The cases are Miller v. United States, 04-1507, and Cooper v. United States, 04-1508.
For more on the cases, Click Here.
Restricting Internet Access
The Supreme Court ruled that cable companies may keep rival Internet providers from using their lines, a decision that will limit competition and consumers' choices.
The 6-3 decision is a victory for the Bush administration, which sought exclusive control to promote broadband investment from deep-pocketed cable companies.
More than 19 million homes have cable broadband service. At issue is whether cable Internet access is a "telecommunications service" under federal law that makes it subject to strict FCC rules requiring companies to provide access to independent providers.
The FCC said no, voting in March 2002 to exempt cable companies from the strict rules to stir more investment. The agency reasoned that high-speed Internet over cable was just an "information service," making it different from phone companies.
Consumer groups, however, argued that subscribers should be able to choose their own Internet service provider rather than be forced to use the cable company. Left unregulated, cable companies will monopolize the market, with unfettered ability to raise prices and restrict content for their business advantage, they said.
The cases are National Cable & Telecommunications Association v. Brand X Internet Services, 04-277; FCC v. Brand X Internet Services, 04-281.
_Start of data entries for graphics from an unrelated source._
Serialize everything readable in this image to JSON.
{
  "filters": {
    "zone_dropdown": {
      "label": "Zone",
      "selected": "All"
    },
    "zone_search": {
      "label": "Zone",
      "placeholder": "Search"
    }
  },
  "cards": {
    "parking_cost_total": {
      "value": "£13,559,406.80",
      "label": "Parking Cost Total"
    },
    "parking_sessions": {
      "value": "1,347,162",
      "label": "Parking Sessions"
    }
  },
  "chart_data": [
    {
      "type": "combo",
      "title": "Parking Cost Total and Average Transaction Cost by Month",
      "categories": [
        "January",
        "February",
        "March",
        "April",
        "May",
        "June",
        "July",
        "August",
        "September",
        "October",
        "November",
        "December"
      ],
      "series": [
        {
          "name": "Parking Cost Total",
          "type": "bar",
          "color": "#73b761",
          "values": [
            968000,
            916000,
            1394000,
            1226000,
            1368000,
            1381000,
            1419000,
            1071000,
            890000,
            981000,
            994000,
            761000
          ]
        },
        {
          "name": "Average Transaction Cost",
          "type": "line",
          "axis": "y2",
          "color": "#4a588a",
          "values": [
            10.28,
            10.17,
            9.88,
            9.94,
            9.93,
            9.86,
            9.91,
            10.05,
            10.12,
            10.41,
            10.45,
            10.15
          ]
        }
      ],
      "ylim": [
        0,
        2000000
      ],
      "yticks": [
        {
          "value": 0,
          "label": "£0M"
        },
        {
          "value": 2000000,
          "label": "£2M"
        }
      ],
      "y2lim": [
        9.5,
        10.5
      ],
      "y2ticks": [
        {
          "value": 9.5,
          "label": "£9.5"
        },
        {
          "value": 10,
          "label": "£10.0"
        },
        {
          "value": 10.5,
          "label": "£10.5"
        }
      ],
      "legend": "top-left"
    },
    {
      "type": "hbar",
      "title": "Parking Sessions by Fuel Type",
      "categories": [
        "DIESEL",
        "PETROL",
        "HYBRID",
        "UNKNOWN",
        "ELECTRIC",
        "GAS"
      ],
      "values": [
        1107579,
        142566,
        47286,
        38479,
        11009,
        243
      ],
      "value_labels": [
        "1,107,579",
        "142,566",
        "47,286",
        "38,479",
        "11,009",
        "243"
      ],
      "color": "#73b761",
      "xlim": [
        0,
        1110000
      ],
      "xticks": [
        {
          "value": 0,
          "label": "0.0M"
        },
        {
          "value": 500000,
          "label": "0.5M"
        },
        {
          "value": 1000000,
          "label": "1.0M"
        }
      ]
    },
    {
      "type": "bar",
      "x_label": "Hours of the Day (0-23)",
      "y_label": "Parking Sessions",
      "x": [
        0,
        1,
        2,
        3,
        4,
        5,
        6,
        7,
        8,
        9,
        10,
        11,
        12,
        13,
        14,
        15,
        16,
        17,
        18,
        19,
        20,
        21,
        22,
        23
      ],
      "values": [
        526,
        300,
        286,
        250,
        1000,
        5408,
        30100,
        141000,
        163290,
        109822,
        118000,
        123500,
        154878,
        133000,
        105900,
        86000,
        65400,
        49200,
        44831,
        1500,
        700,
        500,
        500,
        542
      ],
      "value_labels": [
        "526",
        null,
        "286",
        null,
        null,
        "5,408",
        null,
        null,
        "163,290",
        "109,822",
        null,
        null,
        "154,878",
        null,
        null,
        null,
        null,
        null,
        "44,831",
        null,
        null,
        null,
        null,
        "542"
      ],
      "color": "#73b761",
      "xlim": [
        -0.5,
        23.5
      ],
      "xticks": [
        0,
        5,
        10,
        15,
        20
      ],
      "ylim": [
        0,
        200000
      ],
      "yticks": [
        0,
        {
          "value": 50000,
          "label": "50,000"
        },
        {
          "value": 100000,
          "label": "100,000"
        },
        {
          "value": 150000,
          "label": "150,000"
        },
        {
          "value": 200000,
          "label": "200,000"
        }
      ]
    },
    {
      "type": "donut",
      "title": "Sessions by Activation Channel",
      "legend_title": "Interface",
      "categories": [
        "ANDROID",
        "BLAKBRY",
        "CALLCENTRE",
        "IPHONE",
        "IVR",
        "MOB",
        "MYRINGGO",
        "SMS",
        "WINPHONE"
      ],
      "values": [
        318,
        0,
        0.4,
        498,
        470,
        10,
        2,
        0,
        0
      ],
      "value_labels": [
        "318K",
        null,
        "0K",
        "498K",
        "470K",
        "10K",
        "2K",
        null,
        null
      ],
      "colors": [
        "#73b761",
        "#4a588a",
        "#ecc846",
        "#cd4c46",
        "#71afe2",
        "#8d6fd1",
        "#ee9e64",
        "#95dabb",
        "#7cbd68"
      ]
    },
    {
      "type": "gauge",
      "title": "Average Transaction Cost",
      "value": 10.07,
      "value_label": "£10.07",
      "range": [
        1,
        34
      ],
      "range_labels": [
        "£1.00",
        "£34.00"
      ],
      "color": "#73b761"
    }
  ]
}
For more on the cases, Click Here.
The Supreme Court ruled that police cannot be sued for how they enforce restraining orders, ending a lawsuit by a Colorado woman who claimed police did not do enough to prevent her estranged husband from killing her three young daughters.
Jessica Gonzales did not have a constitutional right to police enforcement of the court order against her husband, the court said in a 7-2 opinion.
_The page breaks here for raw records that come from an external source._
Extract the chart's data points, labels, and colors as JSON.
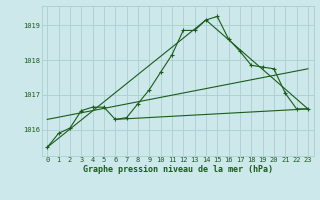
{
  "title": "Graphe pression niveau de la mer (hPa)",
  "background_color": "#cce8ea",
  "grid_color": "#aacfd2",
  "line_color": "#1a5c1a",
  "xlim": [
    -0.5,
    23.5
  ],
  "ylim": [
    1015.25,
    1019.55
  ],
  "yticks": [
    1016,
    1017,
    1018,
    1019
  ],
  "xticks": [
    0,
    1,
    2,
    3,
    4,
    5,
    6,
    7,
    8,
    9,
    10,
    11,
    12,
    13,
    14,
    15,
    16,
    17,
    18,
    19,
    20,
    21,
    22,
    23
  ],
  "series_main": {
    "x": [
      0,
      1,
      2,
      3,
      4,
      5,
      6,
      7,
      8,
      9,
      10,
      11,
      12,
      13,
      14,
      15,
      16,
      17,
      18,
      19,
      20,
      21,
      22,
      23
    ],
    "y": [
      1015.5,
      1015.9,
      1016.05,
      1016.55,
      1016.65,
      1016.65,
      1016.3,
      1016.35,
      1016.75,
      1017.15,
      1017.65,
      1018.15,
      1018.85,
      1018.85,
      1019.15,
      1019.25,
      1018.6,
      1018.25,
      1017.85,
      1017.8,
      1017.75,
      1017.05,
      1016.6,
      1016.6
    ]
  },
  "line1": {
    "x": [
      0,
      14,
      23
    ],
    "y": [
      1015.5,
      1019.15,
      1016.6
    ]
  },
  "line2": {
    "x": [
      0,
      23
    ],
    "y": [
      1016.3,
      1017.75
    ]
  },
  "line3": {
    "x": [
      6,
      23
    ],
    "y": [
      1016.3,
      1016.6
    ]
  }
}
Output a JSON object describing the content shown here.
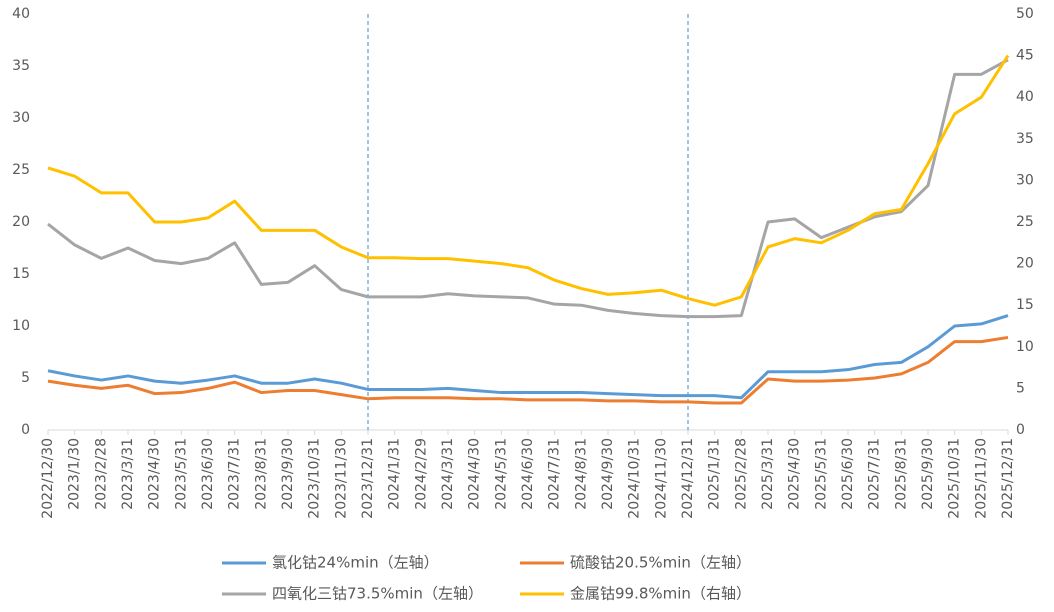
{
  "chart_data": {
    "type": "line",
    "categories": [
      "2022/12/30",
      "2023/1/30",
      "2023/2/28",
      "2023/3/31",
      "2023/4/30",
      "2023/5/31",
      "2023/6/30",
      "2023/7/31",
      "2023/8/31",
      "2023/9/30",
      "2023/10/31",
      "2023/11/30",
      "2023/12/31",
      "2024/1/31",
      "2024/2/29",
      "2024/3/31",
      "2024/4/30",
      "2024/5/31",
      "2024/6/30",
      "2024/7/31",
      "2024/8/31",
      "2024/9/30",
      "2024/10/31",
      "2024/11/30",
      "2024/12/31",
      "2025/1/31",
      "2025/2/28",
      "2025/3/31",
      "2025/4/30",
      "2025/5/31",
      "2025/6/30",
      "2025/7/31",
      "2025/8/31",
      "2025/9/30",
      "2025/10/31",
      "2025/11/30",
      "2025/12/31"
    ],
    "series": [
      {
        "name": "氯化钴24%min（左轴）",
        "color": "#5b9bd5",
        "values": [
          5.7,
          5.2,
          4.8,
          5.2,
          4.7,
          4.5,
          4.8,
          5.2,
          4.5,
          4.5,
          4.9,
          4.5,
          3.9,
          3.9,
          3.9,
          4.0,
          3.8,
          3.6,
          3.6,
          3.6,
          3.6,
          3.5,
          3.4,
          3.3,
          3.3,
          3.3,
          3.1,
          5.6,
          5.6,
          5.6,
          5.8,
          6.3,
          6.5,
          8.0,
          10.0,
          10.2,
          11.0
        ]
      },
      {
        "name": "硫酸钴20.5%min（左轴）",
        "color": "#ed7d31",
        "values": [
          4.7,
          4.3,
          4.0,
          4.3,
          3.5,
          3.6,
          4.0,
          4.6,
          3.6,
          3.8,
          3.8,
          3.4,
          3.0,
          3.1,
          3.1,
          3.1,
          3.0,
          3.0,
          2.9,
          2.9,
          2.9,
          2.8,
          2.8,
          2.7,
          2.7,
          2.6,
          2.6,
          4.9,
          4.7,
          4.7,
          4.8,
          5.0,
          5.4,
          6.5,
          8.5,
          8.5,
          8.9
        ]
      },
      {
        "name": "四氧化三钴73.5%min（左轴）",
        "color": "#a5a5a5",
        "values": [
          19.8,
          17.8,
          16.5,
          17.5,
          16.3,
          16.0,
          16.5,
          18.0,
          14.0,
          14.2,
          15.8,
          13.5,
          12.8,
          12.8,
          12.8,
          13.1,
          12.9,
          12.8,
          12.7,
          12.1,
          12.0,
          11.5,
          11.2,
          11.0,
          10.9,
          10.9,
          11.0,
          20.0,
          20.3,
          18.5,
          19.5,
          20.5,
          21.0,
          23.5,
          34.2,
          34.2,
          35.6
        ]
      },
      {
        "name": "金属钴99.8%min（右轴）",
        "color": "#ffc000",
        "axis": "y2",
        "values": [
          31.5,
          30.5,
          28.5,
          28.5,
          25.0,
          25.0,
          25.5,
          27.5,
          24.0,
          24.0,
          24.0,
          22.0,
          20.7,
          20.7,
          20.6,
          20.6,
          20.3,
          20.0,
          19.5,
          18.0,
          17.0,
          16.3,
          16.5,
          16.8,
          15.8,
          15.0,
          16.0,
          22.0,
          23.0,
          22.5,
          24.0,
          26.0,
          26.5,
          32.0,
          38.0,
          40.0,
          45.0
        ]
      }
    ],
    "ylim": [
      0,
      40
    ],
    "yticks": [
      0,
      5,
      10,
      15,
      20,
      25,
      30,
      35,
      40
    ],
    "y2lim": [
      0,
      50
    ],
    "y2ticks": [
      0,
      5,
      10,
      15,
      20,
      25,
      30,
      35,
      40,
      45,
      50
    ],
    "vlines_at": [
      "2023/12/31",
      "2024/12/31"
    ],
    "legend": "bottom"
  }
}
City governments had feared that if the court ruled the other way, it would unleash a potentially devastating flood of cases that could bankrupt municipal governments.
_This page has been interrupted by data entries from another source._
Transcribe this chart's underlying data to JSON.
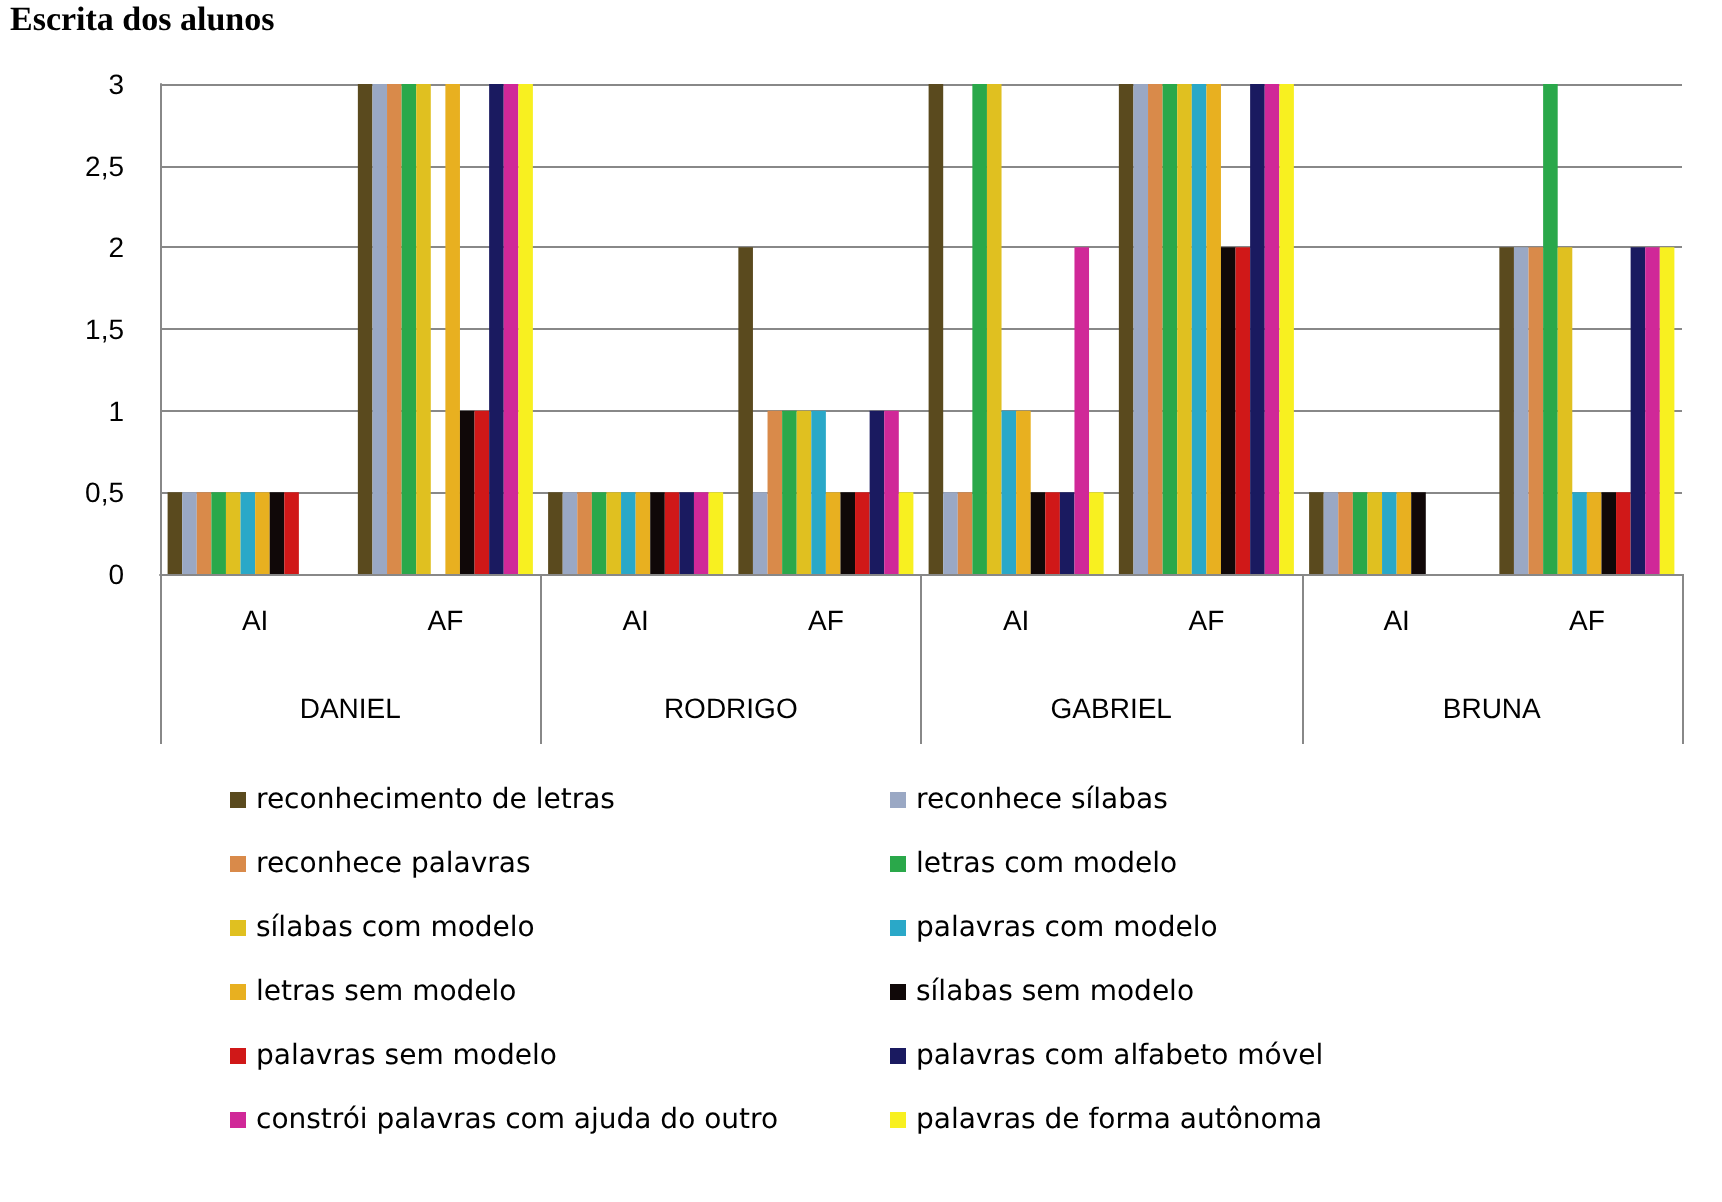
{
  "chart_data": {
    "type": "bar",
    "title": "Escrita dos alunos",
    "categories": [
      "AI",
      "AF",
      "AI",
      "AF",
      "AI",
      "AF",
      "AI",
      "AF"
    ],
    "annotations": [
      "DANIEL",
      "RODRIGO",
      "GABRIEL",
      "BRUNA"
    ],
    "series": [
      {
        "name": "reconhecimento de letras",
        "color": "#5a4a1e",
        "values": [
          0.5,
          3,
          0.5,
          2,
          3,
          3,
          0.5,
          2
        ]
      },
      {
        "name": "reconhece sílabas",
        "color": "#9aa8c4",
        "values": [
          0.5,
          3,
          0.5,
          0.5,
          0.5,
          3,
          0.5,
          2
        ]
      },
      {
        "name": "reconhece palavras",
        "color": "#d98a4a",
        "values": [
          0.5,
          3,
          0.5,
          1,
          0.5,
          3,
          0.5,
          2
        ]
      },
      {
        "name": "letras com modelo",
        "color": "#2aa84a",
        "values": [
          0.5,
          3,
          0.5,
          1,
          3,
          3,
          0.5,
          3
        ]
      },
      {
        "name": "sílabas com modelo",
        "color": "#e0c020",
        "values": [
          0.5,
          3,
          0.5,
          1,
          3,
          3,
          0.5,
          2
        ]
      },
      {
        "name": "palavras com modelo",
        "color": "#2aa8c8",
        "values": [
          0.5,
          0,
          0.5,
          1,
          1,
          3,
          0.5,
          0.5
        ]
      },
      {
        "name": "letras sem modelo",
        "color": "#e8b020",
        "values": [
          0.5,
          3,
          0.5,
          0.5,
          1,
          3,
          0.5,
          0.5
        ]
      },
      {
        "name": "sílabas sem modelo",
        "color": "#100808",
        "values": [
          0.5,
          1,
          0.5,
          0.5,
          0.5,
          2,
          0.5,
          0.5
        ]
      },
      {
        "name": "palavras sem modelo",
        "color": "#d01818",
        "values": [
          0.5,
          1,
          0.5,
          0.5,
          0.5,
          2,
          0,
          0.5
        ]
      },
      {
        "name": "palavras com alfabeto móvel",
        "color": "#1a1a60",
        "values": [
          0,
          3,
          0.5,
          1,
          0.5,
          3,
          0,
          2
        ]
      },
      {
        "name": "constrói palavras com ajuda do outro",
        "color": "#d02898",
        "values": [
          0,
          3,
          0.5,
          1,
          2,
          3,
          0,
          2
        ]
      },
      {
        "name": "palavras de forma autônoma",
        "color": "#f8f020",
        "values": [
          0,
          3,
          0.5,
          0.5,
          0.5,
          3,
          0,
          2
        ]
      }
    ],
    "ylim": [
      0,
      3
    ],
    "yticks": [
      0,
      {
        "value": 0.5,
        "label": "0,5"
      },
      1,
      {
        "value": 1.5,
        "label": "1,5"
      },
      2,
      {
        "value": 2.5,
        "label": "2,5"
      },
      3
    ],
    "grid": "y",
    "legend": "bottom"
  }
}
Gonzales contended that police did not do enough to stop her estranged husband, who took the three daughters from the front yard of her home in June 1999 in violation of a restraining order.
Hours later Simon Gonzales died in a gun fight with officers outside a police station. The bodies of the three girls, ages 10, 9 and 7, were in his truck.
Gonzales argued that she was entitled to sue based on her rights under the 14th Amendment and under Colorado law that says officers shall use every reasonable means to enforce a restraining order. She contended that her restraining order should be considered property under the 14th Amendment and that it was taken from her without due process when police failed to enforce it.
The case is Castle Rock, Colo., v. Gonzales, 04-278.